Hugo figea sa tasse à quelques centimètres de ses lèvres. Il ne dit rien et continua son geste, avalant une gorgée de café.

– On voyait ta mère sur la cassette, c'est ça?

Oui, affirma-t-elle en silence, opinant fermement du chef.

– Je vois, se contenta-t-il de laisser tomber.

Il imaginait parfaitement le truc. Depuis la fin de l'hiver, on disait que certains commandants d'unités spéciales serbes avaient ramené des vidéos, filmées au camescope, de leurs exploits dans les villages musulmans occupés. À la fin de l'opération, début avril, quand Vitali lui avait ordonné de repartir pour la France, il avait surpris Béchir et une poignée d'officiers de renseignements bosniaques avec une cassette 8 mm. Ils l'avaient saisie sur un ex-sous-off de l'armée fédérale, cadre d'une milice tchetnik qu'ils avaient fait prisonnier. Le type n'était pas en très bon état quand Hugo l'avait aperçu dans une petite salle attenante au poste de commandement de la Colonne. Mais après avoir écouté attentivement Béchir raconter ce qu'ils avaient vu sur le film, son élan de compassion fut brisé net. Béchir et les hommes du service spécial bosniaque n'avaient pas voulu lui faire visionner la bande, prétextant que le seul magnétoscope 8 mm opérationnel était à plus de trente kilomètres de là. Mais Hugo s'était douté qu'ils cherchaient juste à lui épargner d’autres horreurs.

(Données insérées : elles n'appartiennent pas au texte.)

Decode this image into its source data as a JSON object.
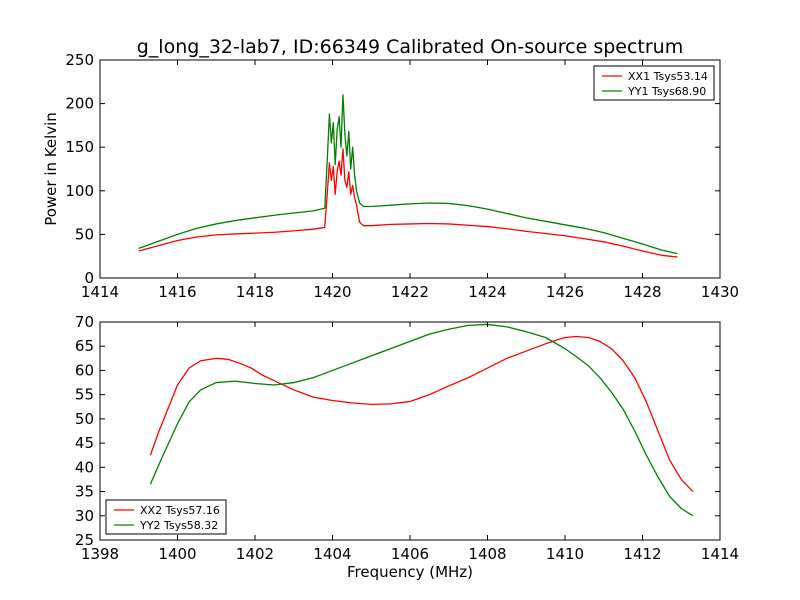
{
  "figure": {
    "title": "g_long_32-lab7, ID:66349 Calibrated On-source spectrum"
  },
  "chart_data": [
    {
      "type": "line",
      "title": "g_long_32-lab7, ID:66349 Calibrated On-source spectrum",
      "xlabel": "",
      "ylabel": "Power in Kelvin",
      "xlim": [
        1414,
        1430
      ],
      "ylim": [
        0,
        250
      ],
      "xticks": [
        "1414",
        "1416",
        "1418",
        "1420",
        "1422",
        "1424",
        "1426",
        "1428",
        "1430"
      ],
      "yticks": [
        "0",
        "50",
        "100",
        "150",
        "200",
        "250"
      ],
      "grid": false,
      "legend_position": "top-right",
      "series": [
        {
          "name": "XX1 Tsys53.14",
          "color": "#ff0000",
          "x": [
            1415.0,
            1415.5,
            1416.0,
            1416.5,
            1417.0,
            1417.5,
            1418.0,
            1418.5,
            1419.0,
            1419.5,
            1419.8,
            1419.87,
            1419.92,
            1419.97,
            1420.02,
            1420.07,
            1420.12,
            1420.17,
            1420.22,
            1420.27,
            1420.32,
            1420.37,
            1420.42,
            1420.47,
            1420.52,
            1420.57,
            1420.62,
            1420.7,
            1420.8,
            1421.0,
            1421.5,
            1422.0,
            1422.5,
            1423.0,
            1423.5,
            1424.0,
            1424.5,
            1425.0,
            1425.5,
            1426.0,
            1426.5,
            1427.0,
            1427.5,
            1428.0,
            1428.5,
            1428.9
          ],
          "y": [
            31,
            37,
            43,
            47,
            49.5,
            50.5,
            51.5,
            52.5,
            54,
            56,
            58,
            100,
            132,
            112,
            128,
            96,
            122,
            134,
            118,
            148,
            112,
            104,
            122,
            96,
            106,
            92,
            84,
            64,
            60,
            60,
            61.5,
            62,
            62.5,
            62,
            60.5,
            59,
            56.5,
            53.5,
            51,
            48.5,
            45,
            41.5,
            36.5,
            31,
            26,
            24
          ]
        },
        {
          "name": "YY1 Tsys68.90",
          "color": "#008000",
          "x": [
            1415.0,
            1415.5,
            1416.0,
            1416.5,
            1417.0,
            1417.5,
            1418.0,
            1418.5,
            1419.0,
            1419.5,
            1419.8,
            1419.87,
            1419.92,
            1419.97,
            1420.02,
            1420.07,
            1420.12,
            1420.17,
            1420.22,
            1420.27,
            1420.32,
            1420.37,
            1420.42,
            1420.47,
            1420.52,
            1420.57,
            1420.62,
            1420.7,
            1420.8,
            1421.0,
            1421.5,
            1422.0,
            1422.5,
            1423.0,
            1423.5,
            1424.0,
            1424.5,
            1425.0,
            1425.5,
            1426.0,
            1426.5,
            1427.0,
            1427.5,
            1428.0,
            1428.5,
            1428.9
          ],
          "y": [
            34,
            42,
            50,
            57,
            62,
            66,
            69,
            72,
            74.5,
            77,
            80,
            140,
            188,
            155,
            178,
            130,
            170,
            185,
            150,
            210,
            165,
            140,
            168,
            125,
            150,
            118,
            100,
            86,
            82,
            82,
            83.5,
            85,
            86,
            85.5,
            83,
            79,
            74,
            69,
            65,
            61,
            57,
            52,
            45.5,
            39,
            32,
            28
          ]
        }
      ]
    },
    {
      "type": "line",
      "title": "",
      "xlabel": "Frequency (MHz)",
      "ylabel": "",
      "xlim": [
        1398,
        1414
      ],
      "ylim": [
        25,
        70
      ],
      "xticks": [
        "1398",
        "1400",
        "1402",
        "1404",
        "1406",
        "1408",
        "1410",
        "1412",
        "1414"
      ],
      "yticks": [
        "25",
        "30",
        "35",
        "40",
        "45",
        "50",
        "55",
        "60",
        "65",
        "70"
      ],
      "grid": false,
      "legend_position": "bottom-left",
      "series": [
        {
          "name": "XX2 Tsys57.16",
          "color": "#ff0000",
          "x": [
            1399.3,
            1399.5,
            1399.8,
            1400.0,
            1400.3,
            1400.6,
            1401.0,
            1401.3,
            1401.6,
            1401.9,
            1402.2,
            1402.6,
            1403.0,
            1403.5,
            1404.0,
            1404.5,
            1405.0,
            1405.5,
            1406.0,
            1406.5,
            1407.0,
            1407.5,
            1408.0,
            1408.5,
            1409.0,
            1409.5,
            1409.8,
            1410.0,
            1410.3,
            1410.6,
            1410.9,
            1411.2,
            1411.5,
            1411.8,
            1412.1,
            1412.4,
            1412.7,
            1413.0,
            1413.3
          ],
          "y": [
            42.5,
            47,
            53,
            57,
            60.5,
            62,
            62.5,
            62.3,
            61.5,
            60.5,
            59,
            57.5,
            56,
            54.5,
            53.8,
            53.3,
            53,
            53.1,
            53.6,
            55,
            56.8,
            58.5,
            60.5,
            62.5,
            64,
            65.5,
            66.3,
            66.8,
            67,
            66.8,
            66,
            64.5,
            62,
            58.5,
            53.5,
            47.5,
            41.5,
            37.5,
            35
          ]
        },
        {
          "name": "YY2 Tsys58.32",
          "color": "#008000",
          "x": [
            1399.3,
            1399.6,
            1400.0,
            1400.3,
            1400.6,
            1401.0,
            1401.5,
            1402.0,
            1402.5,
            1403.0,
            1403.5,
            1404.0,
            1404.5,
            1405.0,
            1405.5,
            1406.0,
            1406.5,
            1407.0,
            1407.5,
            1408.0,
            1408.5,
            1409.0,
            1409.5,
            1410.0,
            1410.3,
            1410.6,
            1410.9,
            1411.2,
            1411.5,
            1411.8,
            1412.1,
            1412.4,
            1412.7,
            1413.0,
            1413.3
          ],
          "y": [
            36.5,
            42,
            49,
            53.5,
            56,
            57.5,
            57.8,
            57.3,
            57,
            57.5,
            58.5,
            60,
            61.5,
            63,
            64.5,
            66,
            67.5,
            68.5,
            69.3,
            69.5,
            69,
            68,
            66.8,
            64.5,
            62.8,
            61,
            58.5,
            55.5,
            52,
            47.5,
            42.5,
            38,
            34,
            31.5,
            30
          ]
        }
      ]
    }
  ]
}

– Faites pas chier, les mecs, avait-il sorti d'un ton froid et agacé, vous croyez que je suis venu jusqu'ici pour me faire traiter en touriste?

Béchir avait fini par céder, hochant gravement la tête.

– Si tu y tiens vraiment…

Les officiers de renseignements bosniaques tiquèrent mais ne dirent rien.

Hugo put ainsi voir une bonne demi-heure d'atrocités enchaînées comme un catalogue sanglant et malade. La cassette durait deux heures et elle était pleine, avait dit Béchir. On voyait parfois des vues de villages, avant l'attaque, puis après.

Comme un vulgaire petit reportage de vacances. Entrecoupé de viols, de tortures et de massacres. De cadavres exhibés, comme des trophées de chasse.

Le pire, avait pensé Hugo pendant le film, c'était le son, indubitablement. Il n'oublierait jamais les cris, les plaintes et les suppliques. Et surtout, il n'oublierait jamais les rires.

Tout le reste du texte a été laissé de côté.